Concerning the Pharisee’s “righteousness,” Piper says:

Third, he believed that this righteousness was the gift of God. Verse 11: “The Pharisee, standing by himself, prayed thus: ‘God, I thank you that I am not like other men.’” He gives God the credit for making him upright and devout like he is. “I thank you that I am morally upright and religiously devout.” In other words, this man is not what theologians call a Pelagian—a person who believes he can make himself righteous without God’s help. He may not even be a semi-Pelagian—a person who believes that God’s help is needed but the human will is decisive and can successfully resist God’s help. But none of that is mentioned here. It’s not the point or the problem.

Calvinists normally act like the Pharisee was a Pelagian or semi-Pelagian.  John Piper admits this is not the case. This Pharisee believed his righteousness was a gift from God!!!!  So then what is he?  What is left?   Piper can’t answer that question, since it makes against him, but I can answer it: this Pharisee was a Calvinist. And that is precisely the point of the parable, despite Luke’s interpretation of it throwing us somewhat off track: Jesus is saying that anyone who claims their righteousness is a direct gift from God and other people’s sins are caused by God (i.e. by God not giving them the grace to repent) CANNOT be justified.

The problem is not whether the man himself has produced the righteousness he has or whether God has produced it. The problem is: He trusts in it. This is his confidence. Verse 9: “[Jesus] also told this parable to some who trusted in themselves that they were righteous.” Now make sure you see what this is saying. It is not saying that he is trusting in himself to make himself righteous. No. He says explicitly he is thanking God for that. He is not trusting in himself to make himself righteous. He is trusting in himself that he is righteous with the righteousness that he believes God has worked in him. That is what he is trusting.

That is just silly and absurd.

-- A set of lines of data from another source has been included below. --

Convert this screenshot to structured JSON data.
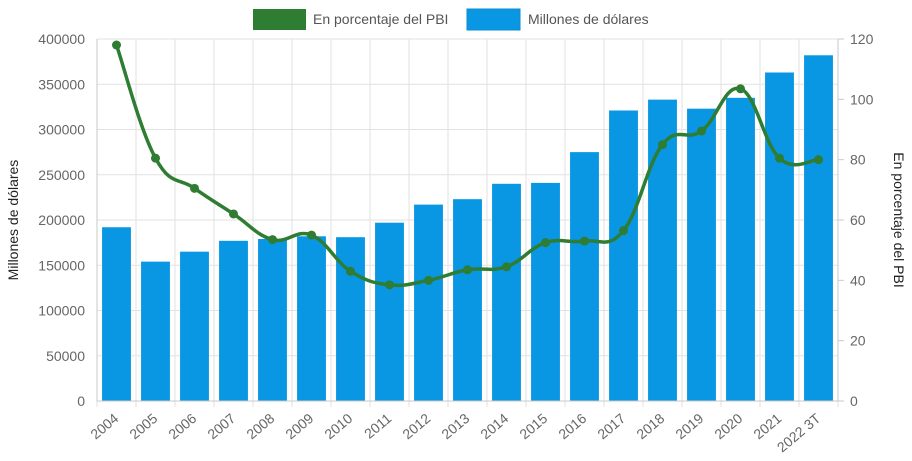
{
  "chart_data": {
    "type": "bar",
    "categories": [
      "2004",
      "2005",
      "2006",
      "2007",
      "2008",
      "2009",
      "2010",
      "2011",
      "2012",
      "2013",
      "2014",
      "2015",
      "2016",
      "2017",
      "2018",
      "2019",
      "2020",
      "2021",
      "2022 3T"
    ],
    "series": [
      {
        "name": "Millones de dólares",
        "type": "bar",
        "axis": "left",
        "color": "#0996e3",
        "values": [
          192000,
          154000,
          165000,
          177000,
          179000,
          182000,
          181000,
          197000,
          217000,
          223000,
          240000,
          241000,
          275000,
          321000,
          333000,
          323000,
          335000,
          363000,
          382000
        ]
      },
      {
        "name": "En porcentaje del PBI",
        "type": "line",
        "axis": "right",
        "color": "#2e7d32",
        "values": [
          118,
          80.5,
          70.5,
          62,
          53.5,
          55,
          43,
          38.5,
          40,
          43.5,
          44.5,
          52.5,
          53,
          56.5,
          85,
          89.5,
          103.5,
          80.5,
          80
        ]
      }
    ],
    "y_left": {
      "label": "Millones de dólares",
      "min": 0,
      "max": 400000,
      "ticks": [
        0,
        50000,
        100000,
        150000,
        200000,
        250000,
        300000,
        350000,
        400000
      ]
    },
    "y_right": {
      "label": "En porcentaje del PBI",
      "min": 0,
      "max": 120,
      "ticks": [
        0,
        20,
        40,
        60,
        80,
        100,
        120
      ]
    },
    "grid": true,
    "legend_position": "top-center"
  }
}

If that is indeed the point Luke is making, we would have to point out that as a close personal friend of Paul, Luke could be covering for Paul.  So Luke’s spin on the parable, i.e. his comment that Jesus “told this parable to some who trusted in themselves that they were righteous” is inadmissible for this discussion of whether Paul got Jesus right or not.  We can use Luke’s historical information, but his interpretation is tainted by his association with Paul, so we can’t use Luke’s interpretation as if it is independent of Paul (it is not).  So, to ask if Jesus teaches the same as Paul, we must ignore Luke’s interpretation of Jesus (which will be the same as Paul’s) and look only at the facts which Luke records, i.e. what he presents Jesus as saying. This parable interpreted only by Jesus’ words, is a parable against those who claim that God made them righteous but didn’t make others righteous; i.e. its a parable against Calvinists.